Barış ve özellikle savaş zamanlarına yönelik güvenlik planlaması (terör, hırsızlık, yağma vb. riskler için) objelerin emniyeti açısından önemlidir. Bu nedenle müzeler ile nadir eserler / el yazması eserlerin bulunduğu kütüphane ve arşivlerde gerek yapının iç güvenliği ve gerekse dış güvenliği, önlemler alınmasını gerektirir. Tüm alanlarda sürdürülecek önleme çalışmalarıyla sürekli bir teyakkuz hali sağlanarak acil durumlarda etkin müdahalenin zemini hazırlanır. Dış ortamlarda kapalı devre TV sistemi ve güvenlik görevlileri ile sağlanacak tedbirler, iç ortamlara da uygulanmalıdır. Ziyaretçi güzergahları belirlenmeli, ziyaretçi bu koruma bantlarını geçip izin verilmeyen mekanlara girmemelidir. Müze mekanlarında görevliler tahsis edilmelidir. İç mekanlarda sensörlü alarm sisteminin olmaması risk faktörüdür.
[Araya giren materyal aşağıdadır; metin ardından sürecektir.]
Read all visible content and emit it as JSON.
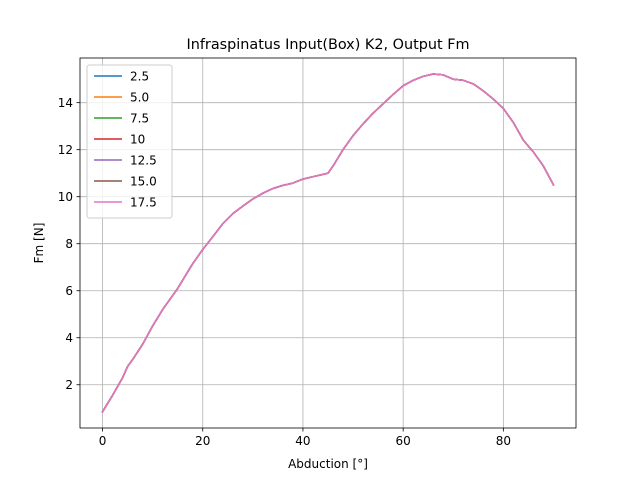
{
  "chart_data": {
    "type": "line",
    "title": "Infraspinatus Input(Box) K2, Output Fm",
    "xlabel": "Abduction [°]",
    "ylabel": "Fm [N]",
    "xlim": [
      -4.5,
      94.5
    ],
    "ylim": [
      0.16,
      15.9
    ],
    "x_ticks": [
      0,
      20,
      40,
      60,
      80
    ],
    "y_ticks": [
      2,
      4,
      6,
      8,
      10,
      12,
      14
    ],
    "x_tick_labels": [
      "0",
      "20",
      "40",
      "60",
      "80"
    ],
    "y_tick_labels": [
      "2",
      "4",
      "6",
      "8",
      "10",
      "12",
      "14"
    ],
    "grid": true,
    "legend_position": "upper-left",
    "x": [
      0,
      2,
      4,
      5,
      6,
      8,
      10,
      12,
      14,
      15,
      16,
      18,
      20,
      22,
      24,
      26,
      28,
      30,
      32,
      34,
      36,
      38,
      40,
      42,
      44,
      45,
      46,
      48,
      50,
      52,
      54,
      56,
      58,
      60,
      62,
      64,
      66,
      68,
      70,
      72,
      74,
      76,
      78,
      80,
      82,
      84,
      86,
      88,
      90
    ],
    "series": [
      {
        "name": "2.5",
        "color": "#1f77b4",
        "values": [
          0.85,
          1.55,
          2.3,
          2.78,
          3.07,
          3.72,
          4.5,
          5.2,
          5.8,
          6.1,
          6.45,
          7.15,
          7.75,
          8.3,
          8.85,
          9.28,
          9.6,
          9.9,
          10.15,
          10.35,
          10.48,
          10.58,
          10.75,
          10.85,
          10.95,
          11.0,
          11.3,
          12.0,
          12.6,
          13.1,
          13.55,
          13.95,
          14.35,
          14.72,
          14.95,
          15.12,
          15.22,
          15.18,
          15.0,
          14.95,
          14.8,
          14.5,
          14.15,
          13.75,
          13.15,
          12.4,
          11.9,
          11.3,
          10.5
        ]
      },
      {
        "name": "5.0",
        "color": "#ff7f0e",
        "values": [
          0.85,
          1.55,
          2.3,
          2.78,
          3.07,
          3.72,
          4.5,
          5.2,
          5.8,
          6.1,
          6.45,
          7.15,
          7.75,
          8.3,
          8.85,
          9.28,
          9.6,
          9.9,
          10.15,
          10.35,
          10.48,
          10.58,
          10.75,
          10.85,
          10.95,
          11.0,
          11.3,
          12.0,
          12.6,
          13.1,
          13.55,
          13.95,
          14.35,
          14.72,
          14.95,
          15.12,
          15.22,
          15.18,
          15.0,
          14.95,
          14.8,
          14.5,
          14.15,
          13.75,
          13.15,
          12.4,
          11.9,
          11.3,
          10.5
        ]
      },
      {
        "name": "7.5",
        "color": "#2ca02c",
        "values": [
          0.85,
          1.55,
          2.3,
          2.78,
          3.07,
          3.72,
          4.5,
          5.2,
          5.8,
          6.1,
          6.45,
          7.15,
          7.75,
          8.3,
          8.85,
          9.28,
          9.6,
          9.9,
          10.15,
          10.35,
          10.48,
          10.58,
          10.75,
          10.85,
          10.95,
          11.0,
          11.3,
          12.0,
          12.6,
          13.1,
          13.55,
          13.95,
          14.35,
          14.72,
          14.95,
          15.12,
          15.22,
          15.18,
          15.0,
          14.95,
          14.8,
          14.5,
          14.15,
          13.75,
          13.15,
          12.4,
          11.9,
          11.3,
          10.5
        ]
      },
      {
        "name": "10",
        "color": "#d62728",
        "values": [
          0.85,
          1.55,
          2.3,
          2.78,
          3.07,
          3.72,
          4.5,
          5.2,
          5.8,
          6.1,
          6.45,
          7.15,
          7.75,
          8.3,
          8.85,
          9.28,
          9.6,
          9.9,
          10.15,
          10.35,
          10.48,
          10.58,
          10.75,
          10.85,
          10.95,
          11.0,
          11.3,
          12.0,
          12.6,
          13.1,
          13.55,
          13.95,
          14.35,
          14.72,
          14.95,
          15.12,
          15.22,
          15.18,
          15.0,
          14.95,
          14.8,
          14.5,
          14.15,
          13.75,
          13.15,
          12.4,
          11.9,
          11.3,
          10.5
        ]
      },
      {
        "name": "12.5",
        "color": "#9467bd",
        "values": [
          0.85,
          1.55,
          2.3,
          2.78,
          3.07,
          3.72,
          4.5,
          5.2,
          5.8,
          6.1,
          6.45,
          7.15,
          7.75,
          8.3,
          8.85,
          9.28,
          9.6,
          9.9,
          10.15,
          10.35,
          10.48,
          10.58,
          10.75,
          10.85,
          10.95,
          11.0,
          11.3,
          12.0,
          12.6,
          13.1,
          13.55,
          13.95,
          14.35,
          14.72,
          14.95,
          15.12,
          15.22,
          15.18,
          15.0,
          14.95,
          14.8,
          14.5,
          14.15,
          13.75,
          13.15,
          12.4,
          11.9,
          11.3,
          10.5
        ]
      },
      {
        "name": "15.0",
        "color": "#8c564b",
        "values": [
          0.85,
          1.55,
          2.3,
          2.78,
          3.07,
          3.72,
          4.5,
          5.2,
          5.8,
          6.1,
          6.45,
          7.15,
          7.75,
          8.3,
          8.85,
          9.28,
          9.6,
          9.9,
          10.15,
          10.35,
          10.48,
          10.58,
          10.75,
          10.85,
          10.95,
          11.0,
          11.3,
          12.0,
          12.6,
          13.1,
          13.55,
          13.95,
          14.35,
          14.72,
          14.95,
          15.12,
          15.22,
          15.18,
          15.0,
          14.95,
          14.8,
          14.5,
          14.15,
          13.75,
          13.15,
          12.4,
          11.9,
          11.3,
          10.5
        ]
      },
      {
        "name": "17.5",
        "color": "#e377c2",
        "values": [
          0.85,
          1.55,
          2.3,
          2.78,
          3.07,
          3.72,
          4.5,
          5.2,
          5.8,
          6.1,
          6.45,
          7.15,
          7.75,
          8.3,
          8.85,
          9.28,
          9.6,
          9.9,
          10.15,
          10.35,
          10.48,
          10.58,
          10.75,
          10.85,
          10.95,
          11.0,
          11.3,
          12.0,
          12.6,
          13.1,
          13.55,
          13.95,
          14.35,
          14.72,
          14.95,
          15.12,
          15.22,
          15.18,
          15.0,
          14.95,
          14.8,
          14.5,
          14.15,
          13.75,
          13.15,
          12.4,
          11.9,
          11.3,
          10.5
        ]
      }
    ]
  }
}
Dünyada sık sık ünlü eserlere yönelik saldırılar yapılmaktadır.
Yapı içine kurulacak kapalı devre kamera sistemi, olası bir hırsızlık eylemini önleyeceği gibi olası bir sabotaj riskini de (terörizm, yağma vb.) azaltacaktır. İç kamera sisteminin kurulması esnasında yapı eğer tarihi özellikte ise meydana gelebilecek tahribatın en aza indirilmesi ve yapının estetik değerinin kaybolmaması için de konunun uzmanlarıyla birlikte çalışılmalıdır.
Güvenlik tedbirlerine yönelik yapılması gerekenler:
Güvenlik amacıyla iç kamera sisteminin (CCTV) kurulması
İnfrared hareket dedektörleri gibi objeye temastan önce müdahaleyi sağlayacak alarm sistemleri tesis edilmelidir.
Ziyaretçiler girerken olduğu gibi müze binasından çıkarken de bir güvenlik koridorundan geçmelidir.
Müze yapısı ve koleksiyonlar sigortalanmalıdır.
Anahtarlar periyodik aralıklarla değiştirilmelidir.
Acil durumlarda tüm personeli uyaracak alarm sistemi kurulmalıdır.
Savaş ve afet dönemleri için stratejilerin geliştirilmesi, özel durumlarda koleksiyonların başka bir ile veya lokasyona gönderilmesi seçeneği dahil acil eylem planları hazırlanmalıdır.
Objelere izleme çipleri takılmalıdır.
Güvenlik zaafiyetine karşın acil durumlara yönelik tedbirler artırılmalıdır.
Koleksiyonlara yapılan saldırılar ve güvenlik tehditleri, güvenlik tedbirlerinin de artırılmasına yol açmıştır. Özellikle gelişen teknolojiyle birlikte üretilen modern malzeme de koruma çalışmalarına katkı sağlamaktadır. Ancak burada diğer önemli husus kısıtlı bütçeye sahip müze ve kütüphane yapıları için uygun bütçeli (cost friendly, cost effective) sistemlerin geliştirilmesidir. Bu tür sistemler geliştirilirse kullanımı da daha yaygın olacaktır. Fiziksel bariyerlerin kullanılması, ip ya da şerit çekilmesi, insan hareketini algılayan sensörlerin kullanması hep “Pasif Koruma Önlemleri” olup, ziyaretçilerin objeyle direkt temas etmemesini amaçlamaktadır. İnsan hareketini algılayan ve eserin bulunduğu duvarın her iki tarafına yerleştirilen bu sensör sitemine ait fotoğraf Kolombiya’nın Başkenti Bogota’daki Botero Müzesinde (Museo Botero) çekilmiştir (A.Kuzucuoğlu Arşivi, 2012).